The initial, curter text panel provided less context and, in the eyes of some veterans, turned the airmen of Bomber Command into "war criminals" engaged in an amoral massacre of German civilians.

The original panel was called Strategic Bombing: An Enduring Controversy. The new panel will simply be called The Bombing Campaign. Both panels state the "morality" of the campaign continues to be debated.

Actually, all themes in the original text resurface in the new text. The tone, however, is more positive, because of the choice of certain words and the additional context provided. The controversy over the text panel reached such heights in the past two years that veterans groups threatened to boycott the war museum at one point.

Even the Senate got involved, when the subcommittee on veteran's affairs released a report urging the museum to present its facts in a way that would not offend veterans, even unintentionally.

The abrupt and unexplained departure in June of the museum director, Joe Geurts, also appears to have been related to the controversy.

Geurts and his staff had publicly opposed a revision of the text panel up to that point.
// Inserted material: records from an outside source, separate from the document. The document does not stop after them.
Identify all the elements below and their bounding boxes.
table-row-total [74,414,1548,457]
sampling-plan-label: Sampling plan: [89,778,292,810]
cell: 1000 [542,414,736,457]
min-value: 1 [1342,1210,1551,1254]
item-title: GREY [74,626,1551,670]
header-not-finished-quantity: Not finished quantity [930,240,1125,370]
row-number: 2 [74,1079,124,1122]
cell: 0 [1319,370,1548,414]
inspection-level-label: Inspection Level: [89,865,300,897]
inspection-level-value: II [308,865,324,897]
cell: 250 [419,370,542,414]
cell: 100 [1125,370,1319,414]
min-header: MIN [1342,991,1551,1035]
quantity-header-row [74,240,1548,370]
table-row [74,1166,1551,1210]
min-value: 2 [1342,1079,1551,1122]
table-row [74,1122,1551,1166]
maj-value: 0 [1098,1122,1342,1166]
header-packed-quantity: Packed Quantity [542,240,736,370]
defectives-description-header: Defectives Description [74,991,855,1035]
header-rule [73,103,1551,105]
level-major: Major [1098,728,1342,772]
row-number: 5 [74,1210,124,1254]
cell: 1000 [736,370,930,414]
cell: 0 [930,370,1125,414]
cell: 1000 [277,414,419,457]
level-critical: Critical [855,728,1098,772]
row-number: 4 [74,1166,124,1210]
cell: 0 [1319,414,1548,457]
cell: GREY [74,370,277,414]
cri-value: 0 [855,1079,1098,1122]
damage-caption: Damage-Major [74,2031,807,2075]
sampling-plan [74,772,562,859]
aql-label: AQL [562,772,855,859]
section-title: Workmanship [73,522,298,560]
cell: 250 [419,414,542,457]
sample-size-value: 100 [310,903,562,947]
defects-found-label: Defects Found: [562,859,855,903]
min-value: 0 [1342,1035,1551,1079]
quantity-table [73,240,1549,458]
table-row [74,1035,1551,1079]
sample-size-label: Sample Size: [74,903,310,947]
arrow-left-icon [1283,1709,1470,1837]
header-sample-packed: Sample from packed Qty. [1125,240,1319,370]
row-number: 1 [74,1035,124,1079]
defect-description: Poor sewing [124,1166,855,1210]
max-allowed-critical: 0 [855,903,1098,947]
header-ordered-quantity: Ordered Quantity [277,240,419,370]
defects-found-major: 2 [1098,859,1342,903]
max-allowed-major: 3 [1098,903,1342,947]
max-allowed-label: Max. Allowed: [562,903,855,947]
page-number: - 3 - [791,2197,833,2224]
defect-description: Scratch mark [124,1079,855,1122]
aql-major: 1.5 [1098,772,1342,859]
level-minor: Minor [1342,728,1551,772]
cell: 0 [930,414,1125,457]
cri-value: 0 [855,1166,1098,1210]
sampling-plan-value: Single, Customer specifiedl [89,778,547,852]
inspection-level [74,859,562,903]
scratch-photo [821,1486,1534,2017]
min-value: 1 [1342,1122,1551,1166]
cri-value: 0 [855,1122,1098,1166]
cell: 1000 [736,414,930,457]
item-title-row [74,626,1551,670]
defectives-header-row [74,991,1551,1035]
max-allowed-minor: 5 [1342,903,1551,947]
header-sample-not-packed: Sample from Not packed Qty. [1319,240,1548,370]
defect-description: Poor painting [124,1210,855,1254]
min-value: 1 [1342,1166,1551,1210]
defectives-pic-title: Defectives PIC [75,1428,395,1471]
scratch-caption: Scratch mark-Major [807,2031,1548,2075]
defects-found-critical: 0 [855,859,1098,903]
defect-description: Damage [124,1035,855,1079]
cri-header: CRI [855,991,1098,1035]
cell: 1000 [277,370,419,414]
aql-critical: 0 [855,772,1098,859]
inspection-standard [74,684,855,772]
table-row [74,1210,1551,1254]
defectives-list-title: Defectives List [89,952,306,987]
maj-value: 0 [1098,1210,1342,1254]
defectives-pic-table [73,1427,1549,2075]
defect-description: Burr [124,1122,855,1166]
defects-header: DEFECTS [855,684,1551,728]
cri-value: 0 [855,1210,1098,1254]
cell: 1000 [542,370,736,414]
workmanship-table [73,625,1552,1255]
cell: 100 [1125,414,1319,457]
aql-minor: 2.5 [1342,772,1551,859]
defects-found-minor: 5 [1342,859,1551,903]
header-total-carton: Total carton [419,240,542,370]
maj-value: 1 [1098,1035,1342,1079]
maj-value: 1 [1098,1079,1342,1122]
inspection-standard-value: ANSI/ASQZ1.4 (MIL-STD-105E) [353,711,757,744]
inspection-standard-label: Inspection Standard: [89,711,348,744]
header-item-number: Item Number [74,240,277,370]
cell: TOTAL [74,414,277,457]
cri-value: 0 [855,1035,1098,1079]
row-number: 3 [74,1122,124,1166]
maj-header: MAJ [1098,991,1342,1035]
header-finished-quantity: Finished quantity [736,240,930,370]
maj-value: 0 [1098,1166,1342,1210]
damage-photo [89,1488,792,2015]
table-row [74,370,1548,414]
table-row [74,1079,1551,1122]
However, the museum's board believed changes were necessary and when it became publicly known changes would be made, various historians and museologists accused the war museum of pandering to special interest groups rather than being concerned with objectively presenting history.

O'Neill, the temporary replacement for Geurts, said the new wording was reached through talks among museum staff, outside experts and some veterans organizations, including the Royal Canadian Legion and the Mayday Committee -- an ad hoc organization of air force veterans formed more than a year ago to lobby the museum for changes to the Bomber Command exhibit.

The following are the new and old texts about Bomber Command. First the new one:

. The Bombing Campaign

The strategic bombing campaign against Germany, an important part of the Allied effort that achieved victory, remains a source of controversy today.

Strategic bombing enjoyed wide public and political support as a symbol of Allied resolve and a response to German aggression. In its first years, the air offensive achieved few of its objectives and suffered heavy losses. Advances in technology and tactics, combined with Allied successes on other fronts, led to improved results. By war's end, Allied bombers had razed portions of every major city in Germany and damaged many other targets, including oil facilities and transportation networks. The attacks blunted Germany's economic and military potential, and drew scarce resources into air defence, damage repair, and the protection of critical industries.

Allied aircrew conducted this grueling offensive with great courage against heavy odds. It required vast material and industrial efforts and claimed over 80,000 Allied lives, including more than 10,000 Canadians. While the campaign contributed greatly to enemy war weariness, German society did not collapse despite 600,000 dead and more than 5 million left homeless. Industrial output fell substantially, but not until late in the war. The effectiveness and the morality of bombing heavily-populated areas in war continue to be debated.

. The original panel was called Strategic Bombing: An enduring Controversy. This is the text:

Mass bomber raids against Germany resulted in vast destruction and heavy loss of life.

The value and morality of the strategic bomber offensive against Germany remains bitterly contested. Bomber Command's aim was to crush civilian morale and force Germany to surrender by destroying its cities and industrial installations. Although Bomber Command and American attacks left 600,000 Germans dead, and more than five million homeless, the raids resulted in only small reductions in German war production until late in the war.